/ PYTHON, STRING MANIPULATION

Multiple prefixes match

I’m not using often string manipulation (I usually handle SQLAlchemy’s queries and sometime XML/XHTML manipulation with the lxml library) but sometimes I need to analyse some paths expressed with a dotted notation comparing every path with a predefined list of path prefixes. The obvious solution is to compare in a for cycle every input path against the predefined prefix list returning at the first positive match.

This solution looked too naive, I was sure a better and faster solution was available in the Python built-ins, and looking at the Python documentation I was right.

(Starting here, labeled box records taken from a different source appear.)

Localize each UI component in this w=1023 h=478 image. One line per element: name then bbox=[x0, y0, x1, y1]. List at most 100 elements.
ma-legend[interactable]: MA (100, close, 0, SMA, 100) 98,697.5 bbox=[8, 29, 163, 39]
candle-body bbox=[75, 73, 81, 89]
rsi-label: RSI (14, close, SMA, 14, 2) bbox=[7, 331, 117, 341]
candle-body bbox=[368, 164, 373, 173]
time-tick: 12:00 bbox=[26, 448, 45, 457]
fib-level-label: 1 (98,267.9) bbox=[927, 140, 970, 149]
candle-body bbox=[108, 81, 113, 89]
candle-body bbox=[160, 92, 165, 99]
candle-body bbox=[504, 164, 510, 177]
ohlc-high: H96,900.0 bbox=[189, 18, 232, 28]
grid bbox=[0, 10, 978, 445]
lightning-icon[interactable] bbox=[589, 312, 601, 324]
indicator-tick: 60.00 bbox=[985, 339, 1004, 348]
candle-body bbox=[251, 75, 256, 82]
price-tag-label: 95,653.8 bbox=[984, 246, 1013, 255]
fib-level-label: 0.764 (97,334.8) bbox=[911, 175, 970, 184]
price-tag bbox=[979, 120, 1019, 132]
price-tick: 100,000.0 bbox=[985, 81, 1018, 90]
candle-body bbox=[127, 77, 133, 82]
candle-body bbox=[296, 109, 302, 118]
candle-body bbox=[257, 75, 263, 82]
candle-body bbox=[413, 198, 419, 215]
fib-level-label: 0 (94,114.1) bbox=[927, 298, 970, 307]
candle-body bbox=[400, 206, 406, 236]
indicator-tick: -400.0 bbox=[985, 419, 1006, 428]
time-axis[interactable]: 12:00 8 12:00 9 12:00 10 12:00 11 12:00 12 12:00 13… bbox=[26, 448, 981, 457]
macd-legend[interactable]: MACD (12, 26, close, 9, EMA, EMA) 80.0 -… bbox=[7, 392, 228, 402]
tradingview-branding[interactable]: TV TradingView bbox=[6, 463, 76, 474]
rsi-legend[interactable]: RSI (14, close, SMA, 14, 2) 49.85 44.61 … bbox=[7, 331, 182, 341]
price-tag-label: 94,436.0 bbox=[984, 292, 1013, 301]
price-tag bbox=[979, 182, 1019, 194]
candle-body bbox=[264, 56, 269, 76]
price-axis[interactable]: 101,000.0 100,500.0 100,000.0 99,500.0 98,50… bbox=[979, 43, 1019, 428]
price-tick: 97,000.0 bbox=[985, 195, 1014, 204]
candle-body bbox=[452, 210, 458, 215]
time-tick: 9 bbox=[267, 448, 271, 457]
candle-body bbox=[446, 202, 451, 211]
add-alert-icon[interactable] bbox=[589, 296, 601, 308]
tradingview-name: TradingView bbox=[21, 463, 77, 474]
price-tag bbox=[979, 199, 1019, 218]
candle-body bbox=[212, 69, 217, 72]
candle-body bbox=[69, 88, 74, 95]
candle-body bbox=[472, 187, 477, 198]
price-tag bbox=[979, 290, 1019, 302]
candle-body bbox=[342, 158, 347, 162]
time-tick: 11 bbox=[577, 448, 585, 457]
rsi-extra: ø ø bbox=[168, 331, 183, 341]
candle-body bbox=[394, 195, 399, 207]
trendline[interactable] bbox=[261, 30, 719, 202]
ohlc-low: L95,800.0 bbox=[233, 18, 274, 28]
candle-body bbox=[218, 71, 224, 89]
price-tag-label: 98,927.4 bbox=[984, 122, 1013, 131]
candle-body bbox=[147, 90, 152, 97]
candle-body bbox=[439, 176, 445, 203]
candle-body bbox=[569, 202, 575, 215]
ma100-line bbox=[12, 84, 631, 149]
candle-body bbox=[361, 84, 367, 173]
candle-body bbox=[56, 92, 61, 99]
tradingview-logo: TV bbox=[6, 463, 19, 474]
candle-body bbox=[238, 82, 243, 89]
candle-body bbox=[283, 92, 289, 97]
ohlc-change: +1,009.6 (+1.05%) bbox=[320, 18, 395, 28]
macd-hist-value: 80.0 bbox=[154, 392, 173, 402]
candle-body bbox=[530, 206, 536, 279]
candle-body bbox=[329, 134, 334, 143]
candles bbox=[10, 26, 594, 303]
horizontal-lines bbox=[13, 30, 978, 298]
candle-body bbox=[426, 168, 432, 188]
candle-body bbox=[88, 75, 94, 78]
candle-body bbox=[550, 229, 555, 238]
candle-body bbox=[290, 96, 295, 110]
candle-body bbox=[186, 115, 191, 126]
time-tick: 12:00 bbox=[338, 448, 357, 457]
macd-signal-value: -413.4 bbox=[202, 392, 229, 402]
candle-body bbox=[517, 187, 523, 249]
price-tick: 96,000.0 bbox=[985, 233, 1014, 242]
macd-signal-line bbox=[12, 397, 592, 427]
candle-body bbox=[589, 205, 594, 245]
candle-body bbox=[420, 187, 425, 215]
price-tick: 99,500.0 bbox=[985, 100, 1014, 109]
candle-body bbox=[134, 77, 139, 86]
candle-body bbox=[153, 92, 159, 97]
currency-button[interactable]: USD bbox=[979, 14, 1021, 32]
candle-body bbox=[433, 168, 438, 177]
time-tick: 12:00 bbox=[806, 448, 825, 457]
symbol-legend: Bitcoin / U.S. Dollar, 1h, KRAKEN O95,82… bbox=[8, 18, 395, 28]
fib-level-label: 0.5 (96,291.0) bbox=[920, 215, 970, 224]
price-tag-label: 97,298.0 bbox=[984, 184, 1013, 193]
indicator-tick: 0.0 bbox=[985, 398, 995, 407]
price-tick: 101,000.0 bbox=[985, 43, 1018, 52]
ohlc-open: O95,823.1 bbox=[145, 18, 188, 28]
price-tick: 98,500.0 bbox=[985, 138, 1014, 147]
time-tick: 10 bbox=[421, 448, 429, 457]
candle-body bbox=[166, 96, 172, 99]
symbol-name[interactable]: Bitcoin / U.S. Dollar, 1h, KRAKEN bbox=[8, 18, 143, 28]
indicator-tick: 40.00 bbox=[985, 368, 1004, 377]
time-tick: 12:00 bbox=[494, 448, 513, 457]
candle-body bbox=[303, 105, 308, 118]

Suppose you want to match the string:

foo.user.add

with the prefixes:

foor.user
bar.user

a naive implementation can be:

prefixes = ("foo.user", "bar.user")
path = "foo.user.add"

for prefix in prefixes:
    if path.startswith(prefix):
        return True

return False

Bad solution, verbose and slow because involves a for loop executed by the Python VM.

I’ll never be tired to say RTFM is the way to go, i this case startswith() and related method endswith() doesn’t accept only the prefix to match, but can accept also a tuple of prefixes and returns True if at least one prefix matches.

The code above can be rewritten in a single line:

return path.startswith(prefixes)

Concise, clean, faster because executed as C code instead interpreted by the Python VM.